Results and Discussion on Physical Property Calculation from Pore Microstructures of Carbonate Rocks

Abstract:

In this paper, we report results and discussion on the physical properties estimation of carbonate rocks using pore microstructures. We obtained high-resolution 3D microstructures with different porosity-types (inter-particle, vuggy/moldic, and fracture) from the X-ray microtomography technique. We calculated permeability, electrical conductivity, and P-wave velocity using the Lattice-Boltzmann method and finite element methods. We also applied the pore-scale simulation techniques to different sub-blocks from the original 3D pore geometry (2,000³ voxels) to determine the heterogeneity of pore geometry. For the inter-particle porosity-type, the calculated transport properties (permeability and electrical conductivity) show very similar trends to clastic sediments. These relations can be modeled by common empirical relations such as Kozeny-Carman relation for porosity-permeability or Archie’s equation for porosity-formation factor.

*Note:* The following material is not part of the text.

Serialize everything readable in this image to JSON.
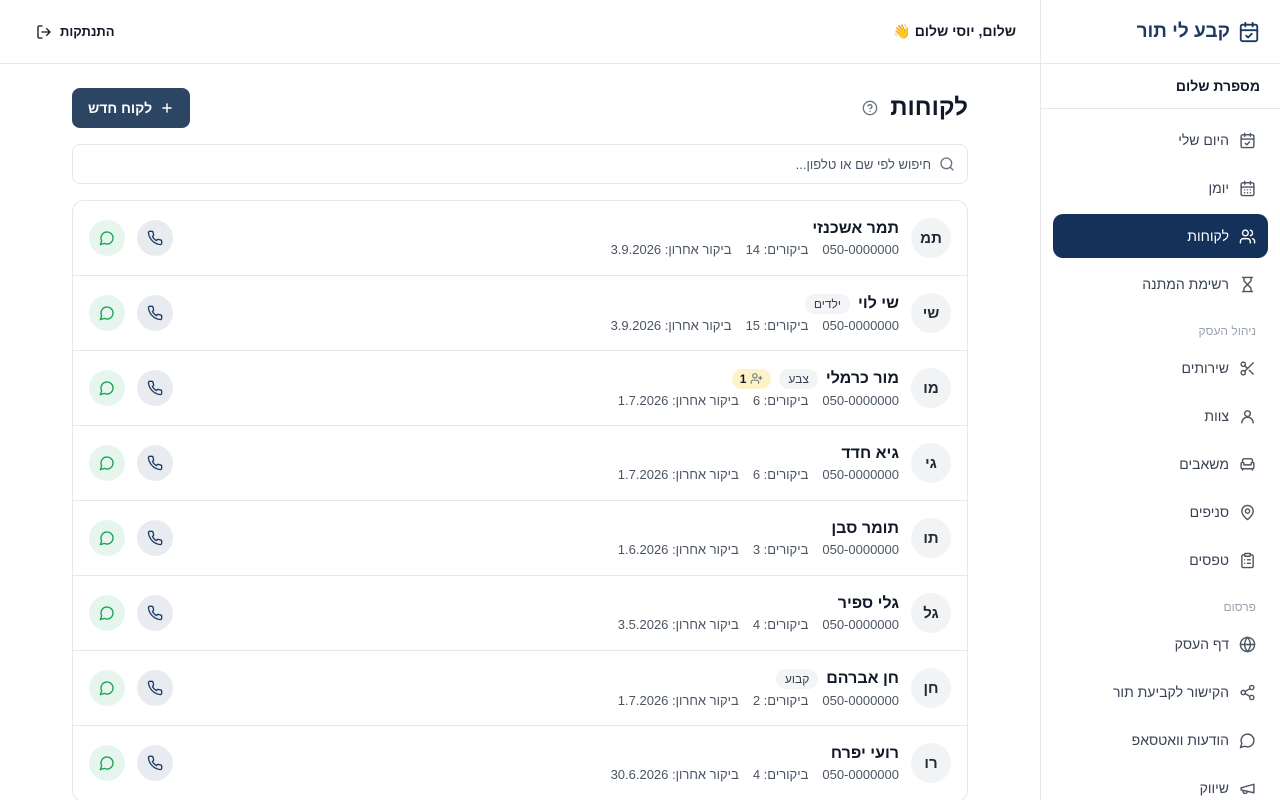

For the vuggy or fracture porosity-type, it is difficult to determine any consistent relations; therefore we tried to build conceptual models with cracks or vugs to establish quantitative relations. On the other hand, P-wave velocity showed very little dependence on the porosity-types, due to high frame stiffness of carbonate rocks.

Acknowledgements: This research was supported by the Basic Research Project of the Korea Institute of Geoscience and Mineral Resources (KIGAM) funded by the Ministry of Trade, Industry and Energy of Korea (GP2012-029).